Artificial Intelligence (AI) prompting has emerged as a pivotal skill in the era of generative AI, transforming the
way humans interact with intelligent systems. This paper explores the evolution of prompt engineering as both a technical
discipline and an emerging form of digital labor, emphasizing its strategic relevance to Nigeria’s technological and socio-
economic future. Anchored in the dual theoretical frameworks of Digital Labor Theory and Socio-Technical Systems Theory,
the study examines how prompt engineering shapes digital competencies, creative work, and national productivity. The
analysis reveals significant opportunities in education, entrepreneurship, and innovation ecosystems, while identifying
critical challenges including infrastructural deficits (power and connectivity), digital literacy gaps, high costs of premium
AI tools, and algorithmic bias against local cultural contexts.
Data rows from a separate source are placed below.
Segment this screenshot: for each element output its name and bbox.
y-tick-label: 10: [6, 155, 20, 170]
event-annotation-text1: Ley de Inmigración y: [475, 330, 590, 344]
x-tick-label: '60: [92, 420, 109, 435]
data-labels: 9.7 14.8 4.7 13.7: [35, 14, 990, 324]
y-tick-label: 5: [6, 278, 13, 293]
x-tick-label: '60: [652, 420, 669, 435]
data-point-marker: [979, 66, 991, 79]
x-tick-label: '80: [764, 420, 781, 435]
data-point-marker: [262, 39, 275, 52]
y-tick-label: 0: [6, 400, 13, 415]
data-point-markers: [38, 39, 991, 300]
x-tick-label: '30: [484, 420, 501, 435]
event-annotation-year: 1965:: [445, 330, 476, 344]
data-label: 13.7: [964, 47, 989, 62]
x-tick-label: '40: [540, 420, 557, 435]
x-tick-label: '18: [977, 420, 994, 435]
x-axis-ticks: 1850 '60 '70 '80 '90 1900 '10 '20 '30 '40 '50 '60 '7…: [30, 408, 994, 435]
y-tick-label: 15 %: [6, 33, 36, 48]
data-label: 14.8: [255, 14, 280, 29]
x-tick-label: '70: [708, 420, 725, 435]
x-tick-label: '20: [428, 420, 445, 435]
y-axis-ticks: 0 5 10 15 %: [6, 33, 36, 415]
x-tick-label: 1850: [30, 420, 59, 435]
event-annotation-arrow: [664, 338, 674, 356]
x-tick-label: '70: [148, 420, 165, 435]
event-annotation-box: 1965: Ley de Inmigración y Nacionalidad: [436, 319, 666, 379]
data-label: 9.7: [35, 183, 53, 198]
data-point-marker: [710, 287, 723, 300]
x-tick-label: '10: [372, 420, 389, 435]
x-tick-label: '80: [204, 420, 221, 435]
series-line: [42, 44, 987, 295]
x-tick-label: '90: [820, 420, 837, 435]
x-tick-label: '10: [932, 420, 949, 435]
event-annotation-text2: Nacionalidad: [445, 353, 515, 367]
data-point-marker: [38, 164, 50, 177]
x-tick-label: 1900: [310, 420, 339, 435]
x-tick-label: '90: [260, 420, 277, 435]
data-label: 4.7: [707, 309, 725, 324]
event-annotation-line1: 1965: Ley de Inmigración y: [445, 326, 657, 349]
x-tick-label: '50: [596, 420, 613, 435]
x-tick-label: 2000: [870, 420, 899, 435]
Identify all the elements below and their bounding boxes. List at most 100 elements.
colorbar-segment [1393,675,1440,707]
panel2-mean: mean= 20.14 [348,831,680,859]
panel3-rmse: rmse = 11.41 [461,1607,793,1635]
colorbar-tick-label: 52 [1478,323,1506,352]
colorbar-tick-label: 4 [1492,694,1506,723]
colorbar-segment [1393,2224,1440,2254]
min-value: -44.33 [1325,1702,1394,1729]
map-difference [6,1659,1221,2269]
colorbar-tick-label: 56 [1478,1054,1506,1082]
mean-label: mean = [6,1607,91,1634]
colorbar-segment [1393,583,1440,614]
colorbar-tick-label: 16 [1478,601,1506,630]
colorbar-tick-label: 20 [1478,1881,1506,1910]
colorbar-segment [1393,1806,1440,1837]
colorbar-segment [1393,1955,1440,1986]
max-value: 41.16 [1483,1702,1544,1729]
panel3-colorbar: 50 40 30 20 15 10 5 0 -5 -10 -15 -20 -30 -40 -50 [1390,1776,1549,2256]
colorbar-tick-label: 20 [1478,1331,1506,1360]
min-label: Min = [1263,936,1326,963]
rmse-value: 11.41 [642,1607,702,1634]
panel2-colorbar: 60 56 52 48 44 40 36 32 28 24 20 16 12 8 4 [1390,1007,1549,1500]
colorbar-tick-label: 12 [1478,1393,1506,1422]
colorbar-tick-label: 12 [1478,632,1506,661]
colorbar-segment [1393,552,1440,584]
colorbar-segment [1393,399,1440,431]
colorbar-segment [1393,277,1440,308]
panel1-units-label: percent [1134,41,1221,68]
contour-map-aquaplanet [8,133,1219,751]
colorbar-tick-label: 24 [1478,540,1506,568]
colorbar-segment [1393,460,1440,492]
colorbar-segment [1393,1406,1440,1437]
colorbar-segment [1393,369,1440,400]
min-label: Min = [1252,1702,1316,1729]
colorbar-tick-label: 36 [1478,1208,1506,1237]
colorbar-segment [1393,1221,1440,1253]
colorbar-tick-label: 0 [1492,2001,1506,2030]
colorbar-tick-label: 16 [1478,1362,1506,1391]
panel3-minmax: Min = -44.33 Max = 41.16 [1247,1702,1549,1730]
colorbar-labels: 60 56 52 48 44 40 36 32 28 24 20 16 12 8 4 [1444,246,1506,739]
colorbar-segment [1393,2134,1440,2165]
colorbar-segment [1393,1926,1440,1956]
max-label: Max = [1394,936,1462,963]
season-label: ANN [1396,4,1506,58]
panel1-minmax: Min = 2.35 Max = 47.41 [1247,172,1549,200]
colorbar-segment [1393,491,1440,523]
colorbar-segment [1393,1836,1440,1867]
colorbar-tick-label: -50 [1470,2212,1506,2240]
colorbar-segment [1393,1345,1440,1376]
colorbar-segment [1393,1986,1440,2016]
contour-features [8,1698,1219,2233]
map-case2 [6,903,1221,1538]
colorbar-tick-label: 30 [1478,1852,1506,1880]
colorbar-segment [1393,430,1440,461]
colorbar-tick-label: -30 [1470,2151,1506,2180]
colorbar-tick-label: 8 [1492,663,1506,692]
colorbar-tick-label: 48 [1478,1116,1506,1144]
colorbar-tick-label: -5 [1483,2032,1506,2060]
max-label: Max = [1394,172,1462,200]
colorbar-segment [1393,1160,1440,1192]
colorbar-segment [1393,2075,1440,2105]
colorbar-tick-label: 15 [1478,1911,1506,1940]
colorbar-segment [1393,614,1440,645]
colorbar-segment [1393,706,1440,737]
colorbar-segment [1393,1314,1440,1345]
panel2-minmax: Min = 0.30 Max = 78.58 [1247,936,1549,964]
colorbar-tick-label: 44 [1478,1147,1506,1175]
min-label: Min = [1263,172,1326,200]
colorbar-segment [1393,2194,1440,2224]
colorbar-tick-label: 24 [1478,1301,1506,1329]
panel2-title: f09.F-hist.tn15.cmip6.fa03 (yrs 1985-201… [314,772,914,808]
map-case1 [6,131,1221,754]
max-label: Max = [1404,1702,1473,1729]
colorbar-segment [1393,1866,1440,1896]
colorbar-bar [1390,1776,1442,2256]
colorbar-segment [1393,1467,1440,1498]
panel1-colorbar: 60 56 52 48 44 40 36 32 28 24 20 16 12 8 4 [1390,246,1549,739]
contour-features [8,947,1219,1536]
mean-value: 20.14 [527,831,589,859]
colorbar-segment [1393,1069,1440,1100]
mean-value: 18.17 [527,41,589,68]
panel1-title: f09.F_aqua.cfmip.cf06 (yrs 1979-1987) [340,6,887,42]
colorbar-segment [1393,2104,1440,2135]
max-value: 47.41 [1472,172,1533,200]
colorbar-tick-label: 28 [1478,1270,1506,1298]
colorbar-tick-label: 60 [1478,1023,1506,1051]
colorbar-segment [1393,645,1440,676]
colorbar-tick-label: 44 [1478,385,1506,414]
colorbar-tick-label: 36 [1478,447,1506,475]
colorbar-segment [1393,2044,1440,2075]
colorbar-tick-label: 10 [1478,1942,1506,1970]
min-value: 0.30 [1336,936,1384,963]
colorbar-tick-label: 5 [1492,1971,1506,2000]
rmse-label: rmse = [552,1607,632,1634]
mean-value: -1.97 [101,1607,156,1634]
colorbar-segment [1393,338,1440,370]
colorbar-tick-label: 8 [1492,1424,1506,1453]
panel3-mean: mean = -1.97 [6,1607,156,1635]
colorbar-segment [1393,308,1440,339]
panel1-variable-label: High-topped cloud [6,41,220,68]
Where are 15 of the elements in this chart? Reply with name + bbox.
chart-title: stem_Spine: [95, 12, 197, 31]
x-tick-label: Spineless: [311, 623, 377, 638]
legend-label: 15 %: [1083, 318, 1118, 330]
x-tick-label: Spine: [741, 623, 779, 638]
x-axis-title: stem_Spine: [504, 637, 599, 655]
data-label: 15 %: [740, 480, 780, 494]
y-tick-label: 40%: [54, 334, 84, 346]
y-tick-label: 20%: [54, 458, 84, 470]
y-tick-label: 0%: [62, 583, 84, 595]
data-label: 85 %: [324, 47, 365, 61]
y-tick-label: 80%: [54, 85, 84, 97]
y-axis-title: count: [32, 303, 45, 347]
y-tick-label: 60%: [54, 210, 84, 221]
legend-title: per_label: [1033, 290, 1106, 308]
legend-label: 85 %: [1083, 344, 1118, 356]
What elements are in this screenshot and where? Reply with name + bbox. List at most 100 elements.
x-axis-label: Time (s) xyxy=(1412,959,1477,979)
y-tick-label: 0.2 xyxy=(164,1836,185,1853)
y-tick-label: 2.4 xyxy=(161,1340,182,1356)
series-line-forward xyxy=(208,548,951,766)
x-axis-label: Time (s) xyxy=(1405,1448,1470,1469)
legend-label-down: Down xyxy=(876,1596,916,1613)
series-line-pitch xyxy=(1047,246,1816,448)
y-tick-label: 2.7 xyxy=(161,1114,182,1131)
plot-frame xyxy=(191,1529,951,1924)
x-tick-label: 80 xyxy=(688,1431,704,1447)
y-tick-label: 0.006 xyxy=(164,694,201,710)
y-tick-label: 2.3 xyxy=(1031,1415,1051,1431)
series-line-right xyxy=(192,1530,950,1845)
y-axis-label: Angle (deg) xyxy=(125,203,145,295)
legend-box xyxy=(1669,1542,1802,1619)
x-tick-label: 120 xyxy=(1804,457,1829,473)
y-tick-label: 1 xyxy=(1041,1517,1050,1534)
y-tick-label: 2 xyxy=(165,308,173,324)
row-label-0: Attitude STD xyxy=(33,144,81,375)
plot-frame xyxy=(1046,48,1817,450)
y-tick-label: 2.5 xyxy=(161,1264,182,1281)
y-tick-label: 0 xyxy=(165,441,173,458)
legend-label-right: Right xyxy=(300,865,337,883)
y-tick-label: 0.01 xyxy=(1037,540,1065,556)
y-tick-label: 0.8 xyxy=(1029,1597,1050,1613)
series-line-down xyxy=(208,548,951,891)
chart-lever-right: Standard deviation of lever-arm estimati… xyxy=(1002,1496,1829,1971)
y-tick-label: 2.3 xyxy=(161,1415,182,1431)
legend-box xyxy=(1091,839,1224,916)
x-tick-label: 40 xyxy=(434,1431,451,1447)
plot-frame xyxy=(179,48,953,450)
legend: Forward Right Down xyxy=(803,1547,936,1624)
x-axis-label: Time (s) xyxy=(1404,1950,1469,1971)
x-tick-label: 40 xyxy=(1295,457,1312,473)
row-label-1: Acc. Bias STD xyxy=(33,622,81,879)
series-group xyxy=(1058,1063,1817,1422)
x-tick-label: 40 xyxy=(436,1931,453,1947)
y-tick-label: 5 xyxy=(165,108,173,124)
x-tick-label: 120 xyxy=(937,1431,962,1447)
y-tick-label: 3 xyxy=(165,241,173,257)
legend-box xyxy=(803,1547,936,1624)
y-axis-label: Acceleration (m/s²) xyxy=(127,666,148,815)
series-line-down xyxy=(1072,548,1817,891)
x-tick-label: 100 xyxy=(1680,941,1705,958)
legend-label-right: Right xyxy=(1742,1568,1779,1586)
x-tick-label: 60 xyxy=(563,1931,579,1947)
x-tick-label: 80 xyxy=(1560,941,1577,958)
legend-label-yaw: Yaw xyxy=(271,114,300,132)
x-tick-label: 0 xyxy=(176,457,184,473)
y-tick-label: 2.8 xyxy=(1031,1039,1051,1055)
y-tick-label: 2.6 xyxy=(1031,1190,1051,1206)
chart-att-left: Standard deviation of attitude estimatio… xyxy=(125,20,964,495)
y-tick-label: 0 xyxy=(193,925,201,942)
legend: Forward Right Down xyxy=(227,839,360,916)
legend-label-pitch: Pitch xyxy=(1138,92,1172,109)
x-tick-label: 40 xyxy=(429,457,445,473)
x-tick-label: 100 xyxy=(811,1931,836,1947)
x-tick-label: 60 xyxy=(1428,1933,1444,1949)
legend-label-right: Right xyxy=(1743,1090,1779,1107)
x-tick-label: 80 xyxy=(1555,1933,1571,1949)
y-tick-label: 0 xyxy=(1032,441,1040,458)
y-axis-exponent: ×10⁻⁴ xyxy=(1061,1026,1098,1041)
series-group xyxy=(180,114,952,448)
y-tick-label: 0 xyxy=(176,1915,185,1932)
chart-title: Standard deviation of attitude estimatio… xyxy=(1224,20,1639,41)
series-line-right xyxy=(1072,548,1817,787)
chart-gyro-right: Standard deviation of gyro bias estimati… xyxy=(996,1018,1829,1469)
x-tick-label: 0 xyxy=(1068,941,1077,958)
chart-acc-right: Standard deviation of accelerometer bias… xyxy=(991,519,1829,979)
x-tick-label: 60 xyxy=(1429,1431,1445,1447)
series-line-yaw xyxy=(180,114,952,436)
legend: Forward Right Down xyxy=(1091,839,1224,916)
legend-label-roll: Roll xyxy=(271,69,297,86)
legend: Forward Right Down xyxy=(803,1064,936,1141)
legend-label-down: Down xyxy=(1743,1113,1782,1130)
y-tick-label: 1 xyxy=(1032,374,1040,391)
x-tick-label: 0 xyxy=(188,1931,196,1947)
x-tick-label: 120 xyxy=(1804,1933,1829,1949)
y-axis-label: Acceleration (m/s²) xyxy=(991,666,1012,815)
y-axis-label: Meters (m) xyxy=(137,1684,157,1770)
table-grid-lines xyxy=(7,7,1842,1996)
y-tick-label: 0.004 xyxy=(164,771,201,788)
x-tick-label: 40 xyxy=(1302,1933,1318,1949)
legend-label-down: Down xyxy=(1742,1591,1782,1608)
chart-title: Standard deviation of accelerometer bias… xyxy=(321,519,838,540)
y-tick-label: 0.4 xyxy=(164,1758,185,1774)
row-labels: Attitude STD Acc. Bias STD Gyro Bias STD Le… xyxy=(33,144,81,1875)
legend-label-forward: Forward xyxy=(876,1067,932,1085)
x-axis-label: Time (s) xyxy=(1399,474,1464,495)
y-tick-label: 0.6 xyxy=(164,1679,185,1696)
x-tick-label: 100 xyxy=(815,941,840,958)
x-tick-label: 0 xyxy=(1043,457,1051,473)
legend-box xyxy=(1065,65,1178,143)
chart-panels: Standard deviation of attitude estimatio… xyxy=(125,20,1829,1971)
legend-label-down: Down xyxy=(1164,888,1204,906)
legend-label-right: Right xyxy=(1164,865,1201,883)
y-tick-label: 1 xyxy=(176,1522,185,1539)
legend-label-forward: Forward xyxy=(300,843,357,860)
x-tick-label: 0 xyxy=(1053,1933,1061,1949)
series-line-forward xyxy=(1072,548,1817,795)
The paper proposes strategic recommendations including
curriculum integration, government-private partnerships, infrastructure development, and indigenous AI model
development (such as N-ATLAS) to position Nigeria as an active participant in the global AI economy. The study concludes
that prompt engineering represents a transformative pathway for Nigerian youth to access global digital earnings, but
requires coordinated national action to dismantle structural barriers and ensure inclusive, sustainable development.
Keywords :
Prompt Engineering; Artificial Intelligence; Digital Labor; Socio-Technical Systems; Nigeria; Technological Development.